Last month, the BoC suggested that it would continue to evaluate inflation, wage and demand dynamics to determine its next steps. Since that meeting, the data has been mixed. Inflation slowed to 3.4% year-on-year from 4.4%, which was in line with expectations, but the core rate undershot, coming in at 3.9% versus 4.3% previously. GDP was flat in April, but the flash estimate for May was better at +0.4% month-on-month. Then, the labour market data showed the economy adding 60,000 jobs in June, three times the 20,000 consensus expectation, but unemployment rose to 5.4% having been stable at 5% in the first four months of the year. Wage growth slowed to 3.9% from 5.1%, which is a very encouraging outcome.

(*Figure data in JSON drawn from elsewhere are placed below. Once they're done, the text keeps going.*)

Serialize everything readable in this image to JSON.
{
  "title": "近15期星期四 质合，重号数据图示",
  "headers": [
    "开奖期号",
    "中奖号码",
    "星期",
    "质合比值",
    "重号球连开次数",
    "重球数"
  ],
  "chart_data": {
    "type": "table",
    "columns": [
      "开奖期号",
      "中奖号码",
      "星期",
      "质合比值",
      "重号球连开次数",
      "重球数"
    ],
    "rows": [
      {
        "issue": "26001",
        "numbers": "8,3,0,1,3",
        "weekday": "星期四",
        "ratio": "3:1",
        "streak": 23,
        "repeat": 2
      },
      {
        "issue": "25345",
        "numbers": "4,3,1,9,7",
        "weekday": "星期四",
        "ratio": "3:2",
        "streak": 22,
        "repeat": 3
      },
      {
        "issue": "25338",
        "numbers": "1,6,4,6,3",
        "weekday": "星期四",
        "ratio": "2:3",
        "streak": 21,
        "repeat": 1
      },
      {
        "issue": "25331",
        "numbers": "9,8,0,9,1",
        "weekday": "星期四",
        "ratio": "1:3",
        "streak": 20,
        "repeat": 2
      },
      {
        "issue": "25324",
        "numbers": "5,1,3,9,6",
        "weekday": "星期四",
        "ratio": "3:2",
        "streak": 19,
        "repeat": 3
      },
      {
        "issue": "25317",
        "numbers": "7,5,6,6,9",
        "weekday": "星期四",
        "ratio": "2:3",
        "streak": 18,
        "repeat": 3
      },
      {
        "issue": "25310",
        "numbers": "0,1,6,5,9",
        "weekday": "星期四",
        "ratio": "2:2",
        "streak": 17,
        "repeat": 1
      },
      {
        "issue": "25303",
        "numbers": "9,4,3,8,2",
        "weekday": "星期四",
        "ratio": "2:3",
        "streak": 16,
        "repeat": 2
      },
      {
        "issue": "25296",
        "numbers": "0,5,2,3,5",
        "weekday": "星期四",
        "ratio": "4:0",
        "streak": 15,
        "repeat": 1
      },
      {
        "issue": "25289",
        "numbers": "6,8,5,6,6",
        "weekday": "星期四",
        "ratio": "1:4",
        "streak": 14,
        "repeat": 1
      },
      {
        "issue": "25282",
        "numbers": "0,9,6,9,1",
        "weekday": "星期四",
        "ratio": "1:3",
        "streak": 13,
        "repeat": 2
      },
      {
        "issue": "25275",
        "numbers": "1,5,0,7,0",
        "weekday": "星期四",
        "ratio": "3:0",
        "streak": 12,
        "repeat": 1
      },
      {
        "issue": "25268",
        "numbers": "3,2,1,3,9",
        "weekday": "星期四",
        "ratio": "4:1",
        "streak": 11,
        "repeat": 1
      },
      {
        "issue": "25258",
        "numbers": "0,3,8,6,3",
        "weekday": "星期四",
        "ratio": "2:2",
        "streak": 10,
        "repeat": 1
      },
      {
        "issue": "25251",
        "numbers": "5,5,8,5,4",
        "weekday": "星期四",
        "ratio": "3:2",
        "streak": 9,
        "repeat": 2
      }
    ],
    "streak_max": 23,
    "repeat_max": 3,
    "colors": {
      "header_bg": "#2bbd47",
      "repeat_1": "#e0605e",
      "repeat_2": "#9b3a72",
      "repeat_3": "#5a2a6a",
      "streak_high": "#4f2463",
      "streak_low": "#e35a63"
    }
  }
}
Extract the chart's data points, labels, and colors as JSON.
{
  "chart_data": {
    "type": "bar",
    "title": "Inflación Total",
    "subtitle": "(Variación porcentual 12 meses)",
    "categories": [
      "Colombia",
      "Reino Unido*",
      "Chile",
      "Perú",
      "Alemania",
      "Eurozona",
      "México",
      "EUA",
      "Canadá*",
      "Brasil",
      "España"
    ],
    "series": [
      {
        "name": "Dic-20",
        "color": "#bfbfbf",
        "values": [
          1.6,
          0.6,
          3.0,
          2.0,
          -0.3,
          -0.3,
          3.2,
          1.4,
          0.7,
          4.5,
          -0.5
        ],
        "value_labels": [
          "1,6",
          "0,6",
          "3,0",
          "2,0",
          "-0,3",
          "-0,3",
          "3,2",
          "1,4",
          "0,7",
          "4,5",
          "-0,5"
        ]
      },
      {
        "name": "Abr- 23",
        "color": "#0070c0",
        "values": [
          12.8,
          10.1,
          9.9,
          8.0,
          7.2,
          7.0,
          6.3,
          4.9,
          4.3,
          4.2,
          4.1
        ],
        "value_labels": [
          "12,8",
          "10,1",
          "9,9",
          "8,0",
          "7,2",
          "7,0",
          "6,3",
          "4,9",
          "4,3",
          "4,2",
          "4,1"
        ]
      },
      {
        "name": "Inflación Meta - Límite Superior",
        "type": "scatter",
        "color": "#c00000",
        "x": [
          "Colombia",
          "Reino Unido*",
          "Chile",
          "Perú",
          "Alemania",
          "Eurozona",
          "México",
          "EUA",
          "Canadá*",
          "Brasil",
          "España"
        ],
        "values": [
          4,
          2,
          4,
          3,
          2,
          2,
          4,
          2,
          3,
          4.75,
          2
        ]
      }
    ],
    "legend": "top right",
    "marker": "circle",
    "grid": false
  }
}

Unemployment and inflation in Canada
Given this backdrop, it isn’t surprising to see a split view on whether the BoC will hike again on 12 July. Eight out of 21 banks surveyed by Bloomberg expect interest rates to remain at 4.75%, with 13 expecting a 25bp hike to 5%. We are among the latter grouping. To restart hiking after a five-month break suggests the BoC feels it hasn’t done enough to be certain that inflation will return sustainably to the 2% target. To us, this means the odds certainly favour at least one additional move and we see little reason for them to wait – hence our call for a 25bp hike on 12 July. Nonetheless, the encouraging inflation and wage story should bring into doubt the need for aggressive additional hikes thereafter.
CAD can bounce back against other pro-cyclicals
The loonie has followed the US dollar’s soft momentum over the past week, and lost ground against most G10 peers. Since markets aren’t fully pricing in a July BoC hike (implied probability around 70% as of Friday), we could see a week of restrengthening for CAD, especially since the BoC may not have much interest in attaching a very dovish tone to a hike, and may well keep the door open for more tightening ahead.
USD/CAD has been hovering around 1.32/1.33 recently, and the growing correlation between CAD and USD means that it will be up to monetary policy divergence to drive a bigger move in any direction in the near term. USD’s recent softness looks hardly sustainable in an environment of higher US yields and hawkish Fed communication, so we do not see major downside potential for USD/CAD just yet. We favour, instead, some outperformance of the loonie against other high-beta commodity currencies (such as the Australian and New Zealand dollars) should our view for a BoC hike prove correct.